Sets are teasingly inflated in tribute to the heritage movie genre: Hartfield, Donwell Abbey, and Mr Cole’s aspirational real estate are only slightly less grand than Chatsworth. Even Harriet Smith’s room at Mrs Goddard’s school exudes luxury. The musical score is nuanced and delicious. Any doubts that Mr Knightley is a sex symbol are banished in practical fashion—an early scene has him strip naked—quite gratuitously, but necessarily, of course. By turns he is manly, censorious, and the vulnerable focus of a love story.

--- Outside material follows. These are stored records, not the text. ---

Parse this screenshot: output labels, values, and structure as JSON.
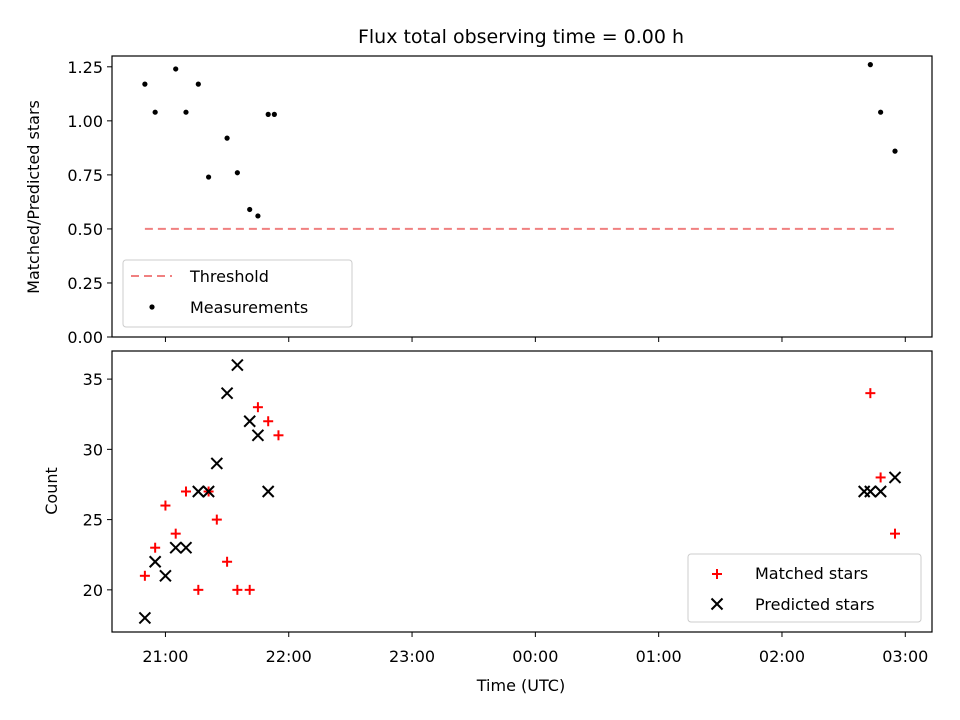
{
  "chart_data": [
    {
      "type": "scatter",
      "title": "Flux total observing time = 0.00 h",
      "xlabel": "",
      "ylabel": "Matched/Predicted stars",
      "ylim": [
        0,
        1.3
      ],
      "xlim": [
        "20:34",
        "03:13"
      ],
      "yticks": [
        "0.00",
        "0.25",
        "0.50",
        "0.75",
        "1.00",
        "1.25"
      ],
      "grid": false,
      "legend_position": "lower-left",
      "threshold": {
        "name": "Threshold",
        "y": 0.5,
        "x_start": "20:50",
        "x_end": "02:55",
        "color": "#f08080",
        "style": "dashed"
      },
      "series": [
        {
          "name": "Measurements",
          "color": "#000000",
          "marker": "dot",
          "x": [
            "20:50",
            "20:55",
            "21:05",
            "21:10",
            "21:16",
            "21:21",
            "21:30",
            "21:35",
            "21:41",
            "21:45",
            "21:50",
            "21:53",
            "02:43",
            "02:48",
            "02:55"
          ],
          "y": [
            1.17,
            1.04,
            1.24,
            1.04,
            1.17,
            0.74,
            0.92,
            0.76,
            0.59,
            0.56,
            1.03,
            1.03,
            1.26,
            1.04,
            0.86
          ]
        }
      ]
    },
    {
      "type": "scatter",
      "xlabel": "Time (UTC)",
      "ylabel": "Count",
      "ylim": [
        17,
        37
      ],
      "yticks": [
        "20",
        "25",
        "30",
        "35"
      ],
      "xticks": [
        "21:00",
        "22:00",
        "23:00",
        "00:00",
        "01:00",
        "02:00",
        "03:00"
      ],
      "grid": false,
      "legend_position": "lower-right",
      "series": [
        {
          "name": "Matched stars",
          "color": "#ff0000",
          "marker": "plus",
          "x": [
            "20:50",
            "20:55",
            "21:00",
            "21:05",
            "21:10",
            "21:16",
            "21:21",
            "21:25",
            "21:30",
            "21:35",
            "21:41",
            "21:45",
            "21:50",
            "21:55",
            "02:43",
            "02:48",
            "02:55"
          ],
          "y": [
            21,
            23,
            26,
            24,
            27,
            20,
            27,
            25,
            22,
            20,
            20,
            33,
            32,
            31,
            34,
            28,
            24
          ]
        },
        {
          "name": "Predicted stars",
          "color": "#000000",
          "marker": "x",
          "x": [
            "20:50",
            "20:55",
            "21:00",
            "21:05",
            "21:10",
            "21:16",
            "21:21",
            "21:25",
            "21:30",
            "21:35",
            "21:41",
            "21:45",
            "21:50",
            "02:40",
            "02:43",
            "02:48",
            "02:55"
          ],
          "y": [
            18,
            22,
            21,
            23,
            23,
            27,
            27,
            29,
            34,
            36,
            32,
            31,
            27,
            27,
            27,
            27,
            28
          ]
        }
      ]
    }
  ]
}
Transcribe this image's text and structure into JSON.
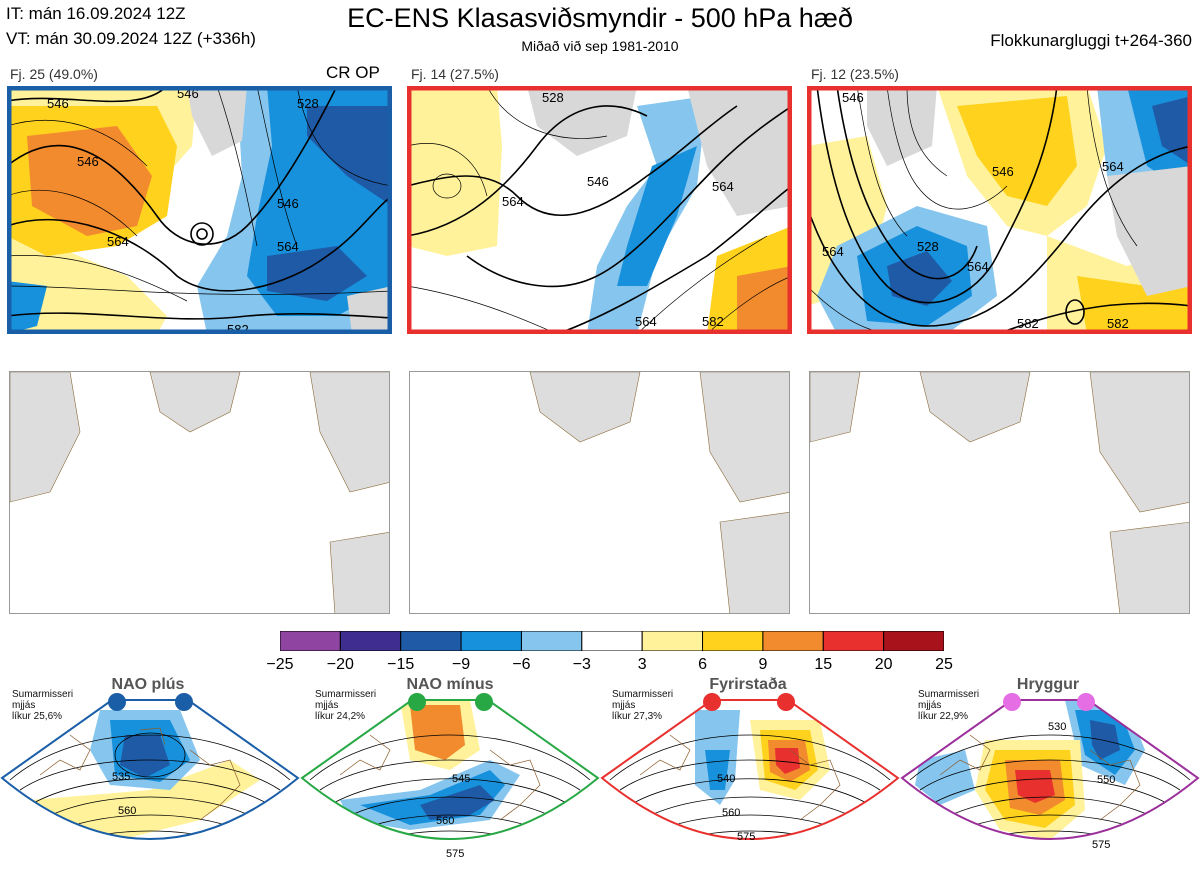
{
  "header": {
    "it": "IT: mán 16.09.2024 12Z",
    "vt": "VT: mán 30.09.2024 12Z  (+336h)",
    "title": "EC-ENS Klasasviðsmyndir - 500 hPa hæð",
    "subtitle": "Miðað við sep 1981-2010",
    "window": "Flokkunargluggi t+264-360"
  },
  "clusters": [
    {
      "label": "Fj. 25 (49.0%)",
      "tag": "CR OP",
      "border_color": "#1a5ea8",
      "contour_labels": [
        "546",
        "546",
        "564",
        "546",
        "564",
        "546",
        "528",
        "582"
      ]
    },
    {
      "label": "Fj. 14 (27.5%)",
      "tag": "",
      "border_color": "#e8312f",
      "contour_labels": [
        "528",
        "546",
        "564",
        "564",
        "564",
        "582"
      ]
    },
    {
      "label": "Fj. 12 (23.5%)",
      "tag": "",
      "border_color": "#e8312f",
      "contour_labels": [
        "528",
        "546",
        "564",
        "564",
        "546",
        "564",
        "582",
        "582"
      ]
    }
  ],
  "colorbar": {
    "ticks": [
      "−25",
      "−20",
      "−15",
      "−9",
      "−6",
      "−3",
      "3",
      "6",
      "9",
      "15",
      "20",
      "25"
    ],
    "colors": [
      "#8e44a0",
      "#3f2e8f",
      "#1f5aa6",
      "#1891dc",
      "#86c6ee",
      "#ffffff",
      "#fff29a",
      "#ffd21e",
      "#f28a2e",
      "#e8312f",
      "#a8121b"
    ]
  },
  "regimes": [
    {
      "title": "NAO plús",
      "note": [
        "Sumarmisseri",
        "mjjás",
        "líkur 25,6%"
      ],
      "color": "#1a5ea8",
      "contour_labels": [
        "535",
        "560"
      ]
    },
    {
      "title": "NAO mínus",
      "note": [
        "Sumarmisseri",
        "mjjás",
        "líkur 24,2%"
      ],
      "color": "#27a844",
      "contour_labels": [
        "545",
        "560",
        "575"
      ]
    },
    {
      "title": "Fyrirstaða",
      "note": [
        "Sumarmisseri",
        "mjjás",
        "líkur 27,3%"
      ],
      "color": "#e8312f",
      "contour_labels": [
        "540",
        "560",
        "575"
      ]
    },
    {
      "title": "Hryggur",
      "note": [
        "Sumarmisseri",
        "mjjás",
        "líkur 22,9%"
      ],
      "color": "#9b2f9b",
      "contour_labels": [
        "530",
        "550",
        "575"
      ]
    }
  ]
}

Emma, whose eyes see everything and nothing, wears a topaz cross on a gold chain in tribute to her author. The dramatic scenes, conversations, and stage business, the building blocks of Austen’s novels, are cleverly reconstituted in visual form. Dialogue is crisply Austenian. The characters are in no doubt that they are inside an Austen novel recast as film. It is as if the spoofing spirit of the teenage Austen herself were paring back and reworking her mature fiction.

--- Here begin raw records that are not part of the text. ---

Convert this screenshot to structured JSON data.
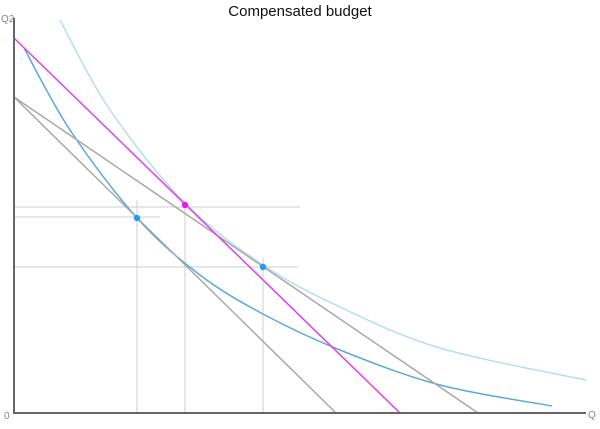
{
  "title": "Compensated budget",
  "axes": {
    "y_label": "Q2",
    "x_label": "Q",
    "origin_label": "0"
  },
  "colors": {
    "new_budget": "#e040e8",
    "budget_lines": "#a8a8a8",
    "indifference_low": "#5aa8e0",
    "indifference_high": "#b8dcf4",
    "tangency_points": "#1a9ff0",
    "new_tangency_point": "#e020e0",
    "guides": "#cfcfcf",
    "axis": "#666666"
  }
}
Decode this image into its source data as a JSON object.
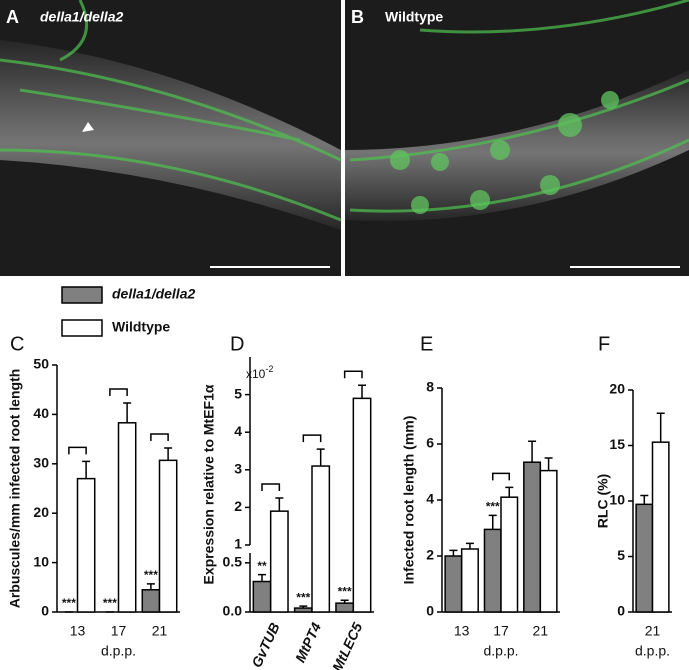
{
  "panels": [
    {
      "letter": "A",
      "label": "della1/della2"
    },
    {
      "letter": "B",
      "label": "Wildtype"
    }
  ],
  "chart_data": [
    {
      "type": "bar",
      "panel_letter": "C",
      "y_label": "Arbuscules/mm infected root length",
      "x_label": "d.p.p.",
      "categories": [
        "13",
        "17",
        "21"
      ],
      "series": [
        {
          "name": "della1/della2",
          "color": "#808080",
          "values": [
            0,
            0,
            4.5
          ],
          "errors": [
            0,
            0,
            1.2
          ],
          "annotations": [
            "***",
            "***",
            "***"
          ]
        },
        {
          "name": "Wildtype",
          "color": "#ffffff",
          "values": [
            27,
            38.3,
            30.7
          ],
          "errors": [
            3.5,
            4,
            2.5
          ]
        }
      ],
      "significance_brackets": [
        true,
        true,
        true
      ],
      "ylim": [
        0,
        50
      ],
      "yticks": [
        0,
        10,
        20,
        30,
        40,
        50
      ],
      "legend": "top-left"
    },
    {
      "type": "bar",
      "panel_letter": "D",
      "y_label": "Expression relative to MtEF1α",
      "multiplier": {
        "base": "x10",
        "exponent": "-2"
      },
      "categories": [
        "GvTUB",
        "MtPT4",
        "MtLEC5"
      ],
      "series": [
        {
          "name": "della1/della2",
          "color": "#808080",
          "values": [
            0.31,
            0.04,
            0.09
          ],
          "errors": [
            0.07,
            0.02,
            0.03
          ],
          "annotations": [
            "**",
            "***",
            "***"
          ]
        },
        {
          "name": "Wildtype",
          "color": "#ffffff",
          "values": [
            1.9,
            3.1,
            4.9
          ],
          "errors": [
            0.35,
            0.45,
            0.35
          ]
        }
      ],
      "significance_brackets": [
        true,
        true,
        true
      ],
      "y_segments": [
        {
          "ylim": [
            0,
            0.6
          ],
          "yticks": [
            {
              "value": 0,
              "label": "0.0"
            },
            {
              "value": 0.5,
              "label": "0.5"
            }
          ]
        },
        {
          "ylim": [
            1,
            6
          ],
          "yticks": [
            1,
            2,
            3,
            4,
            5
          ]
        }
      ]
    },
    {
      "type": "bar",
      "panel_letter": "E",
      "y_label": "Infected root length (mm)",
      "x_label": "d.p.p.",
      "categories": [
        "13",
        "17",
        "21"
      ],
      "series": [
        {
          "name": "della1/della2",
          "color": "#808080",
          "values": [
            2.0,
            2.95,
            5.35
          ],
          "errors": [
            0.2,
            0.5,
            0.75
          ],
          "annotations": [
            null,
            "***",
            null
          ]
        },
        {
          "name": "Wildtype",
          "color": "#ffffff",
          "values": [
            2.25,
            4.1,
            5.05
          ],
          "errors": [
            0.2,
            0.35,
            0.45
          ]
        }
      ],
      "significance_brackets": [
        false,
        true,
        false
      ],
      "ylim": [
        0,
        8
      ],
      "yticks": [
        0,
        2,
        4,
        6,
        8
      ]
    },
    {
      "type": "bar",
      "panel_letter": "F",
      "y_label": "RLC (%)",
      "x_label": "d.p.p.",
      "categories": [
        "21"
      ],
      "series": [
        {
          "name": "della1/della2",
          "color": "#808080",
          "values": [
            9.7
          ],
          "errors": [
            0.8
          ]
        },
        {
          "name": "Wildtype",
          "color": "#ffffff",
          "values": [
            15.3
          ],
          "errors": [
            2.6
          ]
        }
      ],
      "ylim": [
        0,
        20
      ],
      "yticks": [
        0,
        5,
        10,
        15,
        20
      ]
    }
  ]
}
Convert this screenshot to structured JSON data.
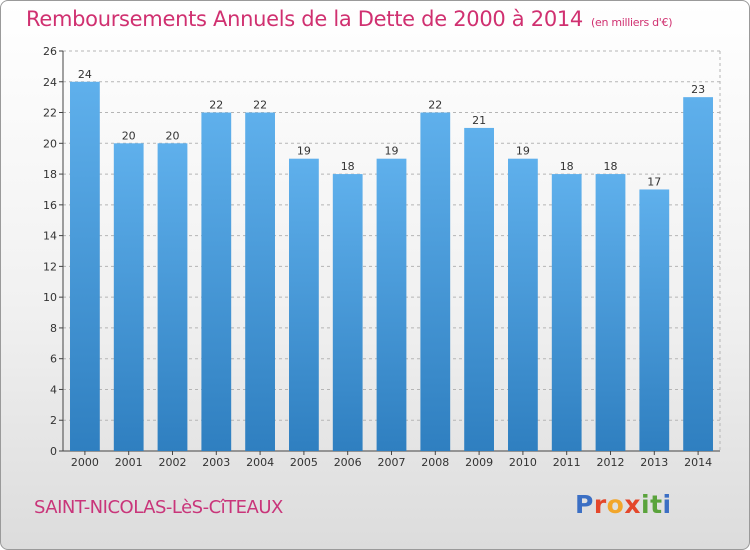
{
  "title": "Remboursements Annuels de la Dette de 2000 à 2014",
  "unit": "(en milliers d'€)",
  "commune": "SAINT-NICOLAS-LèS-CîTEAUX",
  "logo": {
    "text": "Proxiti",
    "colors": [
      "#3b6fc4",
      "#e4472b",
      "#f2a62b",
      "#e4472b",
      "#5aa33c",
      "#5aa33c",
      "#3b6fc4"
    ]
  },
  "colors": {
    "bar_light": "#5fb0ec",
    "bar_dark": "#2f7fc0",
    "title": "#d03070"
  },
  "chart_data": {
    "type": "bar",
    "categories": [
      "2000",
      "2001",
      "2002",
      "2003",
      "2004",
      "2005",
      "2006",
      "2007",
      "2008",
      "2009",
      "2010",
      "2011",
      "2012",
      "2013",
      "2014"
    ],
    "values": [
      24,
      20,
      20,
      22,
      22,
      19,
      18,
      19,
      22,
      21,
      19,
      18,
      18,
      17,
      23
    ],
    "ylim": [
      0,
      26
    ],
    "yticks": [
      0,
      2,
      4,
      6,
      8,
      10,
      12,
      14,
      16,
      18,
      20,
      22,
      24,
      26
    ],
    "grid": true,
    "gridstyle": "dashed",
    "xlabel": "",
    "ylabel": ""
  }
}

Some might decide too much is cut away: the Jane Fairfax/Frank Churchill subplot, for instance, loses its purpose. But characters we think we know well are freshly imagined: Bill Nighy’s Mr Woodhouse and Miranda Hart’s Miss Bates. The comedy, accentuated by quirky camera close-ups, is keen. At the film’s centre sits Emma’s treatment of Harriet Smith. Hollywood in the 1990s was loathe to confront the unpleasant inequalities of female friendship as portrayed in the novel. Not so here, where Harriet, played with great intelligence by Mia Goth, is a triumph, growing in the course of the action from stooge to Anya Taylor-Joy’s Emma to become the moral heart of the story and her friend’s justified accuser. Then there is the final proposal and the nosebleed (yes, nosebleed)—surely set to become a new iconic screen moment for Austen fans."

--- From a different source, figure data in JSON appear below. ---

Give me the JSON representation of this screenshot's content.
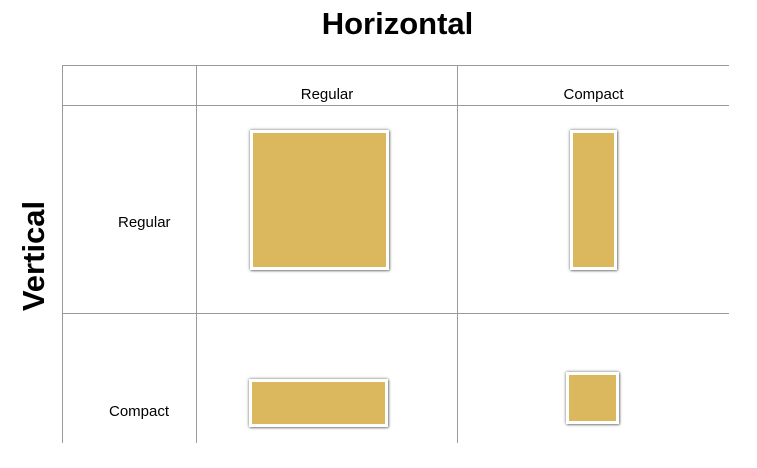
{
  "diagram": {
    "horizontal_title": "Horizontal",
    "vertical_title": "Vertical",
    "columns": [
      {
        "label": "Regular"
      },
      {
        "label": "Compact"
      }
    ],
    "rows": [
      {
        "label": "Regular"
      },
      {
        "label": "Compact"
      }
    ],
    "cells": [
      {
        "row": "Regular",
        "column": "Regular",
        "shape": "large square"
      },
      {
        "row": "Regular",
        "column": "Compact",
        "shape": "tall narrow rectangle"
      },
      {
        "row": "Compact",
        "column": "Regular",
        "shape": "wide short rectangle"
      },
      {
        "row": "Compact",
        "column": "Compact",
        "shape": "small square"
      }
    ],
    "colors": {
      "swatch_fill": "#dbb85e",
      "swatch_border": "#ffffff",
      "grid_lines": "#9a9a9a"
    }
  }
}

To celebrate the release of the film, we have some Emma-related objects on display at the House. From 14 February to 13 March, visitors can follow our Emma Trail and hunt for objects related to the story, the settings and the legacy of this much-loved novel. Children and grown-ups alike will enjoy our Emma-themed fancy dress station in the Historic Kitchen - complete with red cloaks reminiscent of those that Harriet and her fellow boarders at Mrs. Goddard's school wear throughout the film.